The Federal Reserve Bank of New York said two of its top officers are departing — including Simon Potter, who oversees its strategically vital trading desk — in a rare double exit from its senior ranks.

Potter and fellow executive vice president Richard Dzina, who ran the bank's financial services group, will both step down June 1, the bank said in a statement Tuesday. It will launch a search to find their successors.

Their departures — which between them take almost 50 years of New York Fed experience with them — come about a year into John Williams' tenure as president of the bank.

Potter had been seen in some quarters as a potential contender to take the helm in New York before Williams, who was then head of the San Francisco Fed, won the pick. The New York Fed is the most important of the 12 regional Fed banks because of its oversight of Wall Street and execution of monetary policy via the desk that Potter ran. The head of the New York Fed also wields a permanent vote on the central bank's interest rate-setting Federal Open Market Committee and is the panel's vice chair.

Simon Potter

Dzina did not immediately respond to a request for comment. Potter referred questions to the New York Fed.

The abrupt departures come at a delicate time for the central bank as it finishes shrinking its balance sheet. The wind-down process, which Potter oversees as the head of the New York Fed's markets group, will end later this year, but policymakers have yet to decide important questions on the long-term maturity composition of its bond holdings.

Short notice

"I'm very surprised that both of them would do this on the same day with three days' notice," said Tom Simons, a senior economist at Jefferies in New York. Simons said Potter's job, as head of the central bank's open-market operations, is "arguably more important than being president of the some of the regional Fed banks."
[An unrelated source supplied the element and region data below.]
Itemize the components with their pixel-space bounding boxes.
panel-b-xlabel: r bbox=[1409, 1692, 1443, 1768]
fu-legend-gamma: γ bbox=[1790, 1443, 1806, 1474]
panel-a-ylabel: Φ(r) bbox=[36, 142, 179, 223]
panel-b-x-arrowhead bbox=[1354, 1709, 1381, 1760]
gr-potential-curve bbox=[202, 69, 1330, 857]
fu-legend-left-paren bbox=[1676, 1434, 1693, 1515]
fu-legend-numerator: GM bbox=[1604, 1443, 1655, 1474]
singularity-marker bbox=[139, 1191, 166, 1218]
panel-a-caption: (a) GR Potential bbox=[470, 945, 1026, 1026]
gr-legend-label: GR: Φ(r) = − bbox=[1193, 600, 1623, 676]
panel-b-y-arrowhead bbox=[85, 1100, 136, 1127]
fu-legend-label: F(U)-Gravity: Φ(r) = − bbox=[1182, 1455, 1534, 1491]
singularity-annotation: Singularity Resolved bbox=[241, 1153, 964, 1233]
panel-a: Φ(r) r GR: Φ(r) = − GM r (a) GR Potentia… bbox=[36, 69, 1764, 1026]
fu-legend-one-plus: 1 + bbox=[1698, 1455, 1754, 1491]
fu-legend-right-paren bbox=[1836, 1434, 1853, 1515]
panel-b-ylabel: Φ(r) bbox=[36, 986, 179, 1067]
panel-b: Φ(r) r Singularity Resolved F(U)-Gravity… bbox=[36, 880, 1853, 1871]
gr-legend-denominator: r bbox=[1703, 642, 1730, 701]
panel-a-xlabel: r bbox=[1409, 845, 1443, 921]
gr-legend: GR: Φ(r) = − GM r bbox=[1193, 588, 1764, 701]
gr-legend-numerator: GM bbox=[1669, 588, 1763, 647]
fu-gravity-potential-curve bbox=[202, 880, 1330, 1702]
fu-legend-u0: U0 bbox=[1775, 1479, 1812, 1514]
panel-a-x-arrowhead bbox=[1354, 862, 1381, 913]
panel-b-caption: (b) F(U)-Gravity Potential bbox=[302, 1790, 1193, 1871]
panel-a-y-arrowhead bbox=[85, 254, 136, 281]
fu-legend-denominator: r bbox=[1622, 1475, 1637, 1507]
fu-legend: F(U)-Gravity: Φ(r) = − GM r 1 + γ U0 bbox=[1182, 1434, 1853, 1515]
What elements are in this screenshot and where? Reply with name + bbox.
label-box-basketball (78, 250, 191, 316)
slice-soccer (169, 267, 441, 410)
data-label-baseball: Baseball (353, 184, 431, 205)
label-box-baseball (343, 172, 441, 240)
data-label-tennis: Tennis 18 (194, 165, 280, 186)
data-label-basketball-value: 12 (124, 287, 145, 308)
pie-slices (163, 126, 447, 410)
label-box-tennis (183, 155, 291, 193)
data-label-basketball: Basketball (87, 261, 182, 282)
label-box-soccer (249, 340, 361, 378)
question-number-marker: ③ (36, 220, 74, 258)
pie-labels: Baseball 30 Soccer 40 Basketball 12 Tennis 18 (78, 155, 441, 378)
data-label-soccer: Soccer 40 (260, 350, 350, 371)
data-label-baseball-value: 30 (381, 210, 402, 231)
He said the departures are especially worrying for market participants given the uncertainty hanging over the New York Fed's plan, in conjunction with the U.S. Treasury, to replace the scandal-tainted London interbank offered rate with a new dollar-based benchmark rate, known as the Secured Overnight Financing Rate.

Potter had been scheduled to give a speech in Hong Kong on May 30 on the transition from Libor. He now won't deliver those remarks, said New York Fed spokesman Jack Gutt.